471700 A Method to Screen Nanoporous Catalysts for Transition-State Selectivity

Thursday, November 17, 2016: 9:30 AM
Imperial B (Hilton San Francisco Union Square)
Peng Bai, Department of Chemical Engineering and Materials Science, University of Minnesota, Minneapolis, MN and Matthew Neurock, Department of Chemical Engineering & Materials Science, University of Minnesota, Minneapolis, MN

3-dimensional nanoporous materials such as zeolites and metal-organic frameworks are used as catalysts for some of the most important industrial chemical reactions. The unique ability of these materials to selectively promote certain transformations originates from the subtle (mis)match between structures of the catalyst frameworks and those of the reacting species, and is usually classified into reactant, product, and transition-state selectivity.
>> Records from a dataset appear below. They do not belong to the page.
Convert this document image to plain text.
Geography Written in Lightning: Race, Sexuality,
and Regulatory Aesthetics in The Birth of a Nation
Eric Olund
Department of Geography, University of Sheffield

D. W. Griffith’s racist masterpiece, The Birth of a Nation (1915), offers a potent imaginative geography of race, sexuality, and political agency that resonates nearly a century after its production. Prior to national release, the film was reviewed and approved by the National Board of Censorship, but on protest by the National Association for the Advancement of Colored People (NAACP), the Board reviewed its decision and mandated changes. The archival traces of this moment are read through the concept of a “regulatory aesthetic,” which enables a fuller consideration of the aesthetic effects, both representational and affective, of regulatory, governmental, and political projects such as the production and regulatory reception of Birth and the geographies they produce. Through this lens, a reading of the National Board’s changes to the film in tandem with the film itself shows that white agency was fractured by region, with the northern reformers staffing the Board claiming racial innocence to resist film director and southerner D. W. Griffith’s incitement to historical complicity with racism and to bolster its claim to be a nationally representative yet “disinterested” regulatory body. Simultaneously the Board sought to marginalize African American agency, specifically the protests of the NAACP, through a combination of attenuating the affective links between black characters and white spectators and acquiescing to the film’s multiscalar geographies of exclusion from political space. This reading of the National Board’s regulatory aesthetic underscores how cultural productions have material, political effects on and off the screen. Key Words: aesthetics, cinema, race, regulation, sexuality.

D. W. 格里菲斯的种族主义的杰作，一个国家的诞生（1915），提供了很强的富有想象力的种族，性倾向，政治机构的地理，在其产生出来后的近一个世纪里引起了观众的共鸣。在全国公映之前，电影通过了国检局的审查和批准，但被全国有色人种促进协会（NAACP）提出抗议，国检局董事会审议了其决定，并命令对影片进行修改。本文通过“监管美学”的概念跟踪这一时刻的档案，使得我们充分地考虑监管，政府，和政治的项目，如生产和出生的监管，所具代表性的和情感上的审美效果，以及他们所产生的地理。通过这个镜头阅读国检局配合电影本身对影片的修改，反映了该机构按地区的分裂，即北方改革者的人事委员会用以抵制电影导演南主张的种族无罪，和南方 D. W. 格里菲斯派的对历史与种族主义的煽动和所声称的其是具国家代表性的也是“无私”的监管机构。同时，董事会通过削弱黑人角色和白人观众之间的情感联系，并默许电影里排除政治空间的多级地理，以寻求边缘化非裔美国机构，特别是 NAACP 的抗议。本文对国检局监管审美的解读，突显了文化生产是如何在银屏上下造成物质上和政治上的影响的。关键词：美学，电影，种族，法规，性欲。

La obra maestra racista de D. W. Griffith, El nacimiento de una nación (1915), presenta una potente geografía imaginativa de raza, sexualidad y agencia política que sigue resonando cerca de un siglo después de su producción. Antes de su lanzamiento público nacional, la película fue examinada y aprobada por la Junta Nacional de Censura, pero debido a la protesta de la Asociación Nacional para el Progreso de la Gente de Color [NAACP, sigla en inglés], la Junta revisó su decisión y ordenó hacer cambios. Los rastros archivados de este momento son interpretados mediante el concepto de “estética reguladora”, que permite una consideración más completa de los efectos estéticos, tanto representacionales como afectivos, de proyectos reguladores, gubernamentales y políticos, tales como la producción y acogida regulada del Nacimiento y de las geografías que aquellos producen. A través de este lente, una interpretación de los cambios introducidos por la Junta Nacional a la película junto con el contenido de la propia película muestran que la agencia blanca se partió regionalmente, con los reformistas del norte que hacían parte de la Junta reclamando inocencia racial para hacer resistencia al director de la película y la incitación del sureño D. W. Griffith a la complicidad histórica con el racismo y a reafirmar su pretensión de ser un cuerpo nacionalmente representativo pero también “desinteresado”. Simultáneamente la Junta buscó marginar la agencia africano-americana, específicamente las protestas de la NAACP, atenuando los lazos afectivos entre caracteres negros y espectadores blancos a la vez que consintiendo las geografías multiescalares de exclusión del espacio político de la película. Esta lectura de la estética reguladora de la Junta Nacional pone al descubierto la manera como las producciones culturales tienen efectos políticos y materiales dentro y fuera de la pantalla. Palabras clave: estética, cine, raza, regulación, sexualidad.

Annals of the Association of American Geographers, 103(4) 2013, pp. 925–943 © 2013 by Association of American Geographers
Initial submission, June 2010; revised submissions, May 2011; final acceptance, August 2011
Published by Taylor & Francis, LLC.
While the first two types have been successfully studied or even predicted at a large scale using Monte Carlo and molecular dynamics methods, analyzing transition-state selectivity requires much more computationally expensive quantum chemical techniques, and is limited to examination of a few sites on a case-by-case basis. Drawing on our findings from investigating zeolite-catalyzed reactions involved in catalytic cracking, we introduce a method based on the configurational-bias Monte Carlo algorithms that allows us to sample transition-state structures over the entire pore space of a material, and show that it is able to yield energies in good correlation with those obtained by density-functional theory calculations. The low-energy configurations identified in the sampling procedure can optionally be refined automatically for better accuracy via higher-level calculations. This method is easily applicable to long-chain molecules with large numbers of conformational degrees of freedom, for which current quantum chemical techniques can be very challenging to use. In addition, it also allows us to screen known zeolite structures for the wide array of different reactions involved in energy conversion processes.